Mr. bin Laden planned and supervised the attack that killed 23 people outside the base during Mr. Cheney’s visit, said Mullah Dadullah, the Taliban’s main military commander in southern Afghanistan who has had close associations with Al Qaeda.

“You may remember the martyr operation inside the Bagram base, which targeted a senior U.S. official. … That operation was the result of his wise planning. He [bin Laden] planned that operation and guided us through it. The operation was a success,” Mr. Dadullah told Al-Jazeera.

He did not say how he knew that Mr. bin Laden planned the attack, and it was not immediately clear when the interview took place.

Deputy White House press secretary Dana Perino said it was “an interesting claim, but … I haven’t seen any intelligence that would support that.”

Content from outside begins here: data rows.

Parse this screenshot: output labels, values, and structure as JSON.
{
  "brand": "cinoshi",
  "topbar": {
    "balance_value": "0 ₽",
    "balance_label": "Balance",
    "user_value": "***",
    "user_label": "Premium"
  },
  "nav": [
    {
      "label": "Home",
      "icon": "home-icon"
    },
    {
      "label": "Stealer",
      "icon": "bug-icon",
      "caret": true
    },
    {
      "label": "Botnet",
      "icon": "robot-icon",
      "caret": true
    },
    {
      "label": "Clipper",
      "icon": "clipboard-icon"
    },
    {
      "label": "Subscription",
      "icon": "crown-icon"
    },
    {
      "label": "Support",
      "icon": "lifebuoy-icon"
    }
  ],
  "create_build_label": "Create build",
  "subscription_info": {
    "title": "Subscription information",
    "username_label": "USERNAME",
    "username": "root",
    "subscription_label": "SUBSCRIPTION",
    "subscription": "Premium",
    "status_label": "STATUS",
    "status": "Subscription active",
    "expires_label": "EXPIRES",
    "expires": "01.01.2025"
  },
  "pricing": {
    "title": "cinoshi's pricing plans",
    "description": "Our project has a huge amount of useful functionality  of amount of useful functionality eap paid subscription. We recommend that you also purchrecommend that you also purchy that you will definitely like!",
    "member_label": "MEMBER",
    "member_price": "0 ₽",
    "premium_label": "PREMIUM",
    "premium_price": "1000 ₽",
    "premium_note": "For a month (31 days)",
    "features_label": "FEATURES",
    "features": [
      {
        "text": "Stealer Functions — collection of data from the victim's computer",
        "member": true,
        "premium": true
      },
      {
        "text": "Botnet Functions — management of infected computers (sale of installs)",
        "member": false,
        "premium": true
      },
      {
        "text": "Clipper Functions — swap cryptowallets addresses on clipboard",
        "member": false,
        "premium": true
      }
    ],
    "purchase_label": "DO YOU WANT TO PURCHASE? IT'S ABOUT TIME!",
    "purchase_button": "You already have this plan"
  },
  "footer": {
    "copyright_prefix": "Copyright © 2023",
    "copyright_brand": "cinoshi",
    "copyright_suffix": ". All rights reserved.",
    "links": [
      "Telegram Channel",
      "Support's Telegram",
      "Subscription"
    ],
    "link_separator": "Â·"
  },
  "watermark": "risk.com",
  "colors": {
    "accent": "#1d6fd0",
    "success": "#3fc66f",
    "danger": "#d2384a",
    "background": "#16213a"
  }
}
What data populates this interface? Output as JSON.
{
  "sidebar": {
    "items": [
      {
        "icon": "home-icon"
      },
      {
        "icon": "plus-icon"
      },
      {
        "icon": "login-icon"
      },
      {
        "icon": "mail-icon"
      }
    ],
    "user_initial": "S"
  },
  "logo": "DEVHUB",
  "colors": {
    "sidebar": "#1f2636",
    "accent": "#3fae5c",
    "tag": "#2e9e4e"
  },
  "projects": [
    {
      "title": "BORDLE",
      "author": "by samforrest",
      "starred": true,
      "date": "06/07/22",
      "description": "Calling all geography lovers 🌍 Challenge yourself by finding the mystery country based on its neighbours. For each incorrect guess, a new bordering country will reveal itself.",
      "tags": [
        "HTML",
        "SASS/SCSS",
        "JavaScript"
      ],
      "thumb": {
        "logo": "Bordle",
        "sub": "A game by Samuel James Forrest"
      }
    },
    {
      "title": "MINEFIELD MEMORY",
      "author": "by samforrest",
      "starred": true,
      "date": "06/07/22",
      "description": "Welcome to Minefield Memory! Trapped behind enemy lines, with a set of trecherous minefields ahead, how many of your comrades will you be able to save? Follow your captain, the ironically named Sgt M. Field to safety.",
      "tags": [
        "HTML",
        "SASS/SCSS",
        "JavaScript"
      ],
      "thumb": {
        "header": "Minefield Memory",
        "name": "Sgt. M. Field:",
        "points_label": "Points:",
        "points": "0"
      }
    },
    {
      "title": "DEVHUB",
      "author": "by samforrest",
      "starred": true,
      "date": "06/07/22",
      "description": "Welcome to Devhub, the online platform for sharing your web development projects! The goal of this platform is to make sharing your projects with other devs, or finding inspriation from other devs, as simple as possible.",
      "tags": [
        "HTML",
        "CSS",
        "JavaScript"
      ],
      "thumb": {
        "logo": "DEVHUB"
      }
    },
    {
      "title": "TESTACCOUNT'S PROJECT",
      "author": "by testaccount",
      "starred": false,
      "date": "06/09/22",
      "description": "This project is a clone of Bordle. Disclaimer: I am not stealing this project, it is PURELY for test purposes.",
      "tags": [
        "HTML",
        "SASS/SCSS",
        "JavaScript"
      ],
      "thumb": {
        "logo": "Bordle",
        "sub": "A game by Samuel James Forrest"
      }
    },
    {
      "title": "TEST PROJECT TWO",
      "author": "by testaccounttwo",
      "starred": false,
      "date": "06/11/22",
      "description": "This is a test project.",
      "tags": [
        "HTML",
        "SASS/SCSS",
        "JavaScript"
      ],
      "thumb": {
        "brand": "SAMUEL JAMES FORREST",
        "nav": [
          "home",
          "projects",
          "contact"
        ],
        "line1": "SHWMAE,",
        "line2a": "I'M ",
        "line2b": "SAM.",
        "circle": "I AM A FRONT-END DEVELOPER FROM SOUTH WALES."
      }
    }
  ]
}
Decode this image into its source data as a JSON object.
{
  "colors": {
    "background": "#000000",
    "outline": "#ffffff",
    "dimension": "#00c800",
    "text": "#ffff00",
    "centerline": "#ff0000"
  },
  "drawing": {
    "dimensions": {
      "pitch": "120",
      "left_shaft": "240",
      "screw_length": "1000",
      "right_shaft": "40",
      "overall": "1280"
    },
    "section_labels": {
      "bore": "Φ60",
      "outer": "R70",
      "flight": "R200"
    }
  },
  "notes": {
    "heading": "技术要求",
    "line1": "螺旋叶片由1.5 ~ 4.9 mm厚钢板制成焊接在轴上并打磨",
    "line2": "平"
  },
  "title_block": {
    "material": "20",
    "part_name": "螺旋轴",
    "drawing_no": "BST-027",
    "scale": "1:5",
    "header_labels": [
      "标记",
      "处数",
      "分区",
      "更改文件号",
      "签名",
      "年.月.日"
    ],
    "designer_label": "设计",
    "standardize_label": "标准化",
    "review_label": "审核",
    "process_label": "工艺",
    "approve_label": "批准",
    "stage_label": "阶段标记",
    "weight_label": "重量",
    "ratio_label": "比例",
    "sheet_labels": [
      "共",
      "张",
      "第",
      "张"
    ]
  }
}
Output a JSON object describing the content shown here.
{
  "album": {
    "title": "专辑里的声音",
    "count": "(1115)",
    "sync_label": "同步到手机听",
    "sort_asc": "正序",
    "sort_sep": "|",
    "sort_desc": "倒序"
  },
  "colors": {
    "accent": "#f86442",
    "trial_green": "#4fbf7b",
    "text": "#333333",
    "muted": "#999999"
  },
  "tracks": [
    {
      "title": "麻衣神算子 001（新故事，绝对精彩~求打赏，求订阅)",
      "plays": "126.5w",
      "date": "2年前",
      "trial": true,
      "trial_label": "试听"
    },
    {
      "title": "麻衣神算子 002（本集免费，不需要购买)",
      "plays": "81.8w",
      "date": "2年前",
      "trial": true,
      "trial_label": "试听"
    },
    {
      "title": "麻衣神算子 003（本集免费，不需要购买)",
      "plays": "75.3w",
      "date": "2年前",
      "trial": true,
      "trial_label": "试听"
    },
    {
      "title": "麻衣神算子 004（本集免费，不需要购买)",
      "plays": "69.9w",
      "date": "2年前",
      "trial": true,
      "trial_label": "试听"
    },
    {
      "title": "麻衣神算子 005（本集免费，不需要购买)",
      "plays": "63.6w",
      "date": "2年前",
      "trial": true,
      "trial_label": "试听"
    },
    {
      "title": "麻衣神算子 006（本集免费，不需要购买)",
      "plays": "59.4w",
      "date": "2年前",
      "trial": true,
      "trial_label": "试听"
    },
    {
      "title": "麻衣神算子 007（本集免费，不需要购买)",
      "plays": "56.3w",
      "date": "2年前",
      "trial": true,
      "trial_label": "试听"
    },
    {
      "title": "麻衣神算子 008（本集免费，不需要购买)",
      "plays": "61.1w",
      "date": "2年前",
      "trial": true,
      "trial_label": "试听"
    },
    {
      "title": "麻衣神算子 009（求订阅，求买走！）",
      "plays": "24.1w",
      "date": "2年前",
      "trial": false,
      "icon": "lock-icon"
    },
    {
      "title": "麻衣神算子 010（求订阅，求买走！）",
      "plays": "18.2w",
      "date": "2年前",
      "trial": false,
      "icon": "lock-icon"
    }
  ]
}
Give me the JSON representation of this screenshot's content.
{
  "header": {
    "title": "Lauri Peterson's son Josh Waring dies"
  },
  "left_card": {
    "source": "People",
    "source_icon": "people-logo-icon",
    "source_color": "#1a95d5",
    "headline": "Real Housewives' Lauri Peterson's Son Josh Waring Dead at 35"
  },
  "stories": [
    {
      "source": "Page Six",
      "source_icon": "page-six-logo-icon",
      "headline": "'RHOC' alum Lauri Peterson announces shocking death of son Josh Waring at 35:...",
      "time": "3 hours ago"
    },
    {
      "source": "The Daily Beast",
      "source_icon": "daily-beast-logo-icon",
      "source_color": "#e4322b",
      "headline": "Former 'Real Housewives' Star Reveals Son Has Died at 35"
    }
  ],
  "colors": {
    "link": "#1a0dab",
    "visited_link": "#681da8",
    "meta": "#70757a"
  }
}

The bombing killed about 20 Afghan civilians, a U.S. soldier, a U.S. contractor, and a South Korean soldier outside Bagram while Mr. Cheney was meeting with officials inside the base — an attack the Taliban claimed was aimed at Mr. Cheney but which officials said posed no real threat to him.

The attacker never tried to penetrate even the first of several U.S.-manned security checkpoints at Bagram, instead detonating himself among a group of Afghan workers outside the base.

Mr. Dadullah also insisted Mr. bin Laden was alive and well, according to the interview.